Réalisé par Cheyenne Carron, une nouvelle tête du cinéma français, Écorchés se veut l’héritier d’une tradition narrative extrême, entre De bruit et de fureur et La Haine. Malheureusement, malgré de très bonnes intentions et surtout un potentiel visuel remarquable, le film tombe rapidement dans une caricature volontiers racoleuse.
Léa et Marc sont amants. À demi-mots, on nous murmure qu’ils sont aussi demi-frère et sœur. Ils décident de laisser libre court à leur inceste luxurieux dans la solitude d’une grande maison isolée et battue par des vents shakespeariens. Au bout de la passion, évidemment : la mort.
Voilà l’alléchante idée de départ des Écorchés de Cheyenne Carron, jeune réalisatrice d’une trentaine d’années. Une passion interdite, forcément trouble, forcément démonstrative ; une maison isolée, vieille et mystérieuse, battue par une tempête de tous les diables ; une pièce fermée, moderne équivalent de la porte interdite de Barbe Bleue, et qui abrite des dizaines de mannequins nus ; une omniprésence d’un quelque chose oppressant, interdit, féroce, morbide… À l’énoncé de cet inventaire vénéneux, les amateurs des romans gothiques relisent leurs volumes de Le Fanu, Lewis et Jean Ray pour prêter une attention perfide à cette histoire inquiétante. Hélas pour eux, malgré un travail remarquable de son décorateur, la folie inhérente à l’idée de départ et le potentiel fantasmagorique inquiétant de son cadre, Écorchés tourne vite court.
Léa et Marc sont dépeints, à dessein semble t‑il, comme le degré zéro de la romance (avec de superbes échanges du style « On baise ? — Va plutôt me chercher une bière »), pour une raison qui reste nébuleuse. Pourquoi les membres du couple se transforment-ils en protagonistes d’un affrontement trivial et vachard où chacun à son tour se joue de la frustration de l’autre ? Mystère. À défaut d’offrir un semblant d’indice quant aux raisons de cette descente aux enfers, le film la démontre avec une complaisance crasse. Marc fait longuement mumuse avec un fusil qu’il voit manifestement comme un prolongement de ses attributs virils. Léa montre avec application qu’elle possède une panoplie impressionnante de petites culottes fantaisie. Les deux alignent avec régularité des scènes faussement érotiques censées, certainement, souligner les paliers de la tension qui s’installe entre eux. Enfin, un petit chat d’une blancheur angélique traverse tout ça, probable symbole d’une innocence perdue.
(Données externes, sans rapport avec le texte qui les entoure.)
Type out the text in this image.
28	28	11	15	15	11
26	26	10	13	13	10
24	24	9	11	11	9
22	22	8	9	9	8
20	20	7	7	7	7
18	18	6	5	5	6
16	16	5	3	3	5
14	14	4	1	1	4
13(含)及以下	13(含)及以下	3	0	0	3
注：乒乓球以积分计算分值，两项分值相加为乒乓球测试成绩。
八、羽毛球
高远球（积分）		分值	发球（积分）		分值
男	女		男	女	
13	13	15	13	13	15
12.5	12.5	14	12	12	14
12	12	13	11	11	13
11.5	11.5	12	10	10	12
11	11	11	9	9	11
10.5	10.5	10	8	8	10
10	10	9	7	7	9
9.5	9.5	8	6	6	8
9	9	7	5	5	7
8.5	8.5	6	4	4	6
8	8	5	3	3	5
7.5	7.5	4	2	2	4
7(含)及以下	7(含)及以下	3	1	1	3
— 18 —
Non contente de nous noyer dans un symbolisme aussi lourd qu’il est de premier degré, Cheyenne Carron construit son scénario selon des jalons plus sclérosés que rigoureux, via Marc qui revient rétrospectivement sur les faits. Ces apartés entre lui et un inspecteur servant majoritairement à indiquer à l’auditoire quelle tonalité préside aux séquences suivantes, la réalisatrice semble négliger d’apporter un minimum d’audace à sa mise en scène. Celle-ci saute d’une réalisation sage à une caméra à l’épaule effrénée (et passablement nauséeuse), évidemment utilisée dans les séquences de stress. La bande son, à l’avenant, codifie le film d’une façon stricte avec des morceaux envahissants et explicatifs au point d’en devenir simplistes.
« Ce film, c’est un cri, je l’ai fait avec sincérité. J’avais besoin de ce film brut. » C’est ainsi que la réalisatrice explique sa perception de son film, qu’elle avoue être inspiré de sa propre expérience. Brut, il l’est indéniablement, dans le fond, comme dans la forme. Tout cela est tellement brut que cela en devient amateur, dans tous les mauvais sens du terme. D’un conte noir et terrifiant, Écorchés n’a finalement réussi à devenir que l’ombre fauchée et complaisante de son compatriote sorti l’année dernière, le prometteur Ils.